Wu-Ftpd Remote Format String Stack Overwrite Vulnerability (Bugtraq ID 1387)

2. What ways, and in what order, did the intruder use to connect and run commands on the system? 
1) ftp - using wu-ftp vulnerability. With this he deleted the password for the nobody account and created a new account called dns with uid and gid = 0. 
2) telnet - logging in as user nobody, the account he compromised during his previous session, and switching to the dns account. He then installed and ran the Zer0 root kit with ssh on port 24.
3) ssh (on port 24)


3. How did the intruder try to hide his edits from the MAC times? 
He used the touch command to change the access and modification times of the files and directories he touched to match the original files (touch -acmr)

4. The intruder downloaded rootkits, what were they called?
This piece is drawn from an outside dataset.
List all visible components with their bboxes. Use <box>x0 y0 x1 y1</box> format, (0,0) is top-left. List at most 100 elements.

Are they new/custom rootkits? 
He downloaded 3 tar files from teleport.go.ro, 2 rootkits and a copy of his vulnerability scanner and attack scripts.
1) Zer0.tar.gz, looks like a modified t0rnkit ("Modificat de mine... Viruzzel")
2) copy.tar.gz (looks like it installs a copy of his tools to find other vulnerable hosts and attack them from this box)
3) ooty.tar.gz, another rootkit (can't tell if it is new or custom)
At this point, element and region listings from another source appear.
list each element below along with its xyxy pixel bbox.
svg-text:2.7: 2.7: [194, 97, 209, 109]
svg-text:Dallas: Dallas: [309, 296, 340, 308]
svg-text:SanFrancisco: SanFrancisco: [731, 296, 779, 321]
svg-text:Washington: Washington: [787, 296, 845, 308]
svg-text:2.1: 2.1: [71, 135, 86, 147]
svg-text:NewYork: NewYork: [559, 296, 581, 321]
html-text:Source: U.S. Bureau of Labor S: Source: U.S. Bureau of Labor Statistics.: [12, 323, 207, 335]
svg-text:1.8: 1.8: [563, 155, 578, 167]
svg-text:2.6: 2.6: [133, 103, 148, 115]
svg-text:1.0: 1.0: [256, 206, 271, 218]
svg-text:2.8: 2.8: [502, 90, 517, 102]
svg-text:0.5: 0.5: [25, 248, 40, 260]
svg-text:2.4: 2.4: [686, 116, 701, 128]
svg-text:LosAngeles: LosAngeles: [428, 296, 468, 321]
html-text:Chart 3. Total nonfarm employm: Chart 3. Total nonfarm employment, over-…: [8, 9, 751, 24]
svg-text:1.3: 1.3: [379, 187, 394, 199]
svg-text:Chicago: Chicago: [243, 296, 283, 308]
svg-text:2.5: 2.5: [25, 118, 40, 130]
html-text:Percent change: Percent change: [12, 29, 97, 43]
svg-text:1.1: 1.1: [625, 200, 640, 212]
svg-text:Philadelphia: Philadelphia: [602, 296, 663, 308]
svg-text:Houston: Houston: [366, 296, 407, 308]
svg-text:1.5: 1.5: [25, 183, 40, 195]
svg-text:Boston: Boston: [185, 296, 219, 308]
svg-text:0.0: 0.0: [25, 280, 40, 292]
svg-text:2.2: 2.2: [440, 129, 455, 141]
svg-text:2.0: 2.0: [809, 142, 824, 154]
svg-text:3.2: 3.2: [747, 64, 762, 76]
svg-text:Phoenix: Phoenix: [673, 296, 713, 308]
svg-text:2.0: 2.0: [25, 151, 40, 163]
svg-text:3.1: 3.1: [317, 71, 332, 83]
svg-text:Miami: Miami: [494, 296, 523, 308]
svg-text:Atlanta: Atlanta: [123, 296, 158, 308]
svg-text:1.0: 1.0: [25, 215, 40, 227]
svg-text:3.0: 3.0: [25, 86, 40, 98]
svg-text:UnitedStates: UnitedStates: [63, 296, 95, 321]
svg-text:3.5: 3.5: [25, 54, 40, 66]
5. Recover (tell how you did it too) the rootkits from the snort binary capture 
Using ethereal, I used the "Follow TCP Stream" function to capture the rootkits.

6. What does the rootkit do to hide the presence of the attacker on the system? 
While installing, it uses hidden directories and is careful about not modifying file MAC times. It then loads two kernel modules to hide the intruders presence and it hides it's newly created directories using the ava program. It also installs an rc script to make sure these tasks happen each time the system is booted.
7. What did you learn from this exercise? 
1) How to use ethereal to read tcpdump files and reconstruct data streams and capture downloaded files.
2) More about snort syntax for reading binary files and running them through the rulesets.
3) Alot more about rootkits, especially how all inclusive they are and how hard they would be to detect once installed.
8. How long did this challenge take you? 
On and off, somewhere around 5 hours.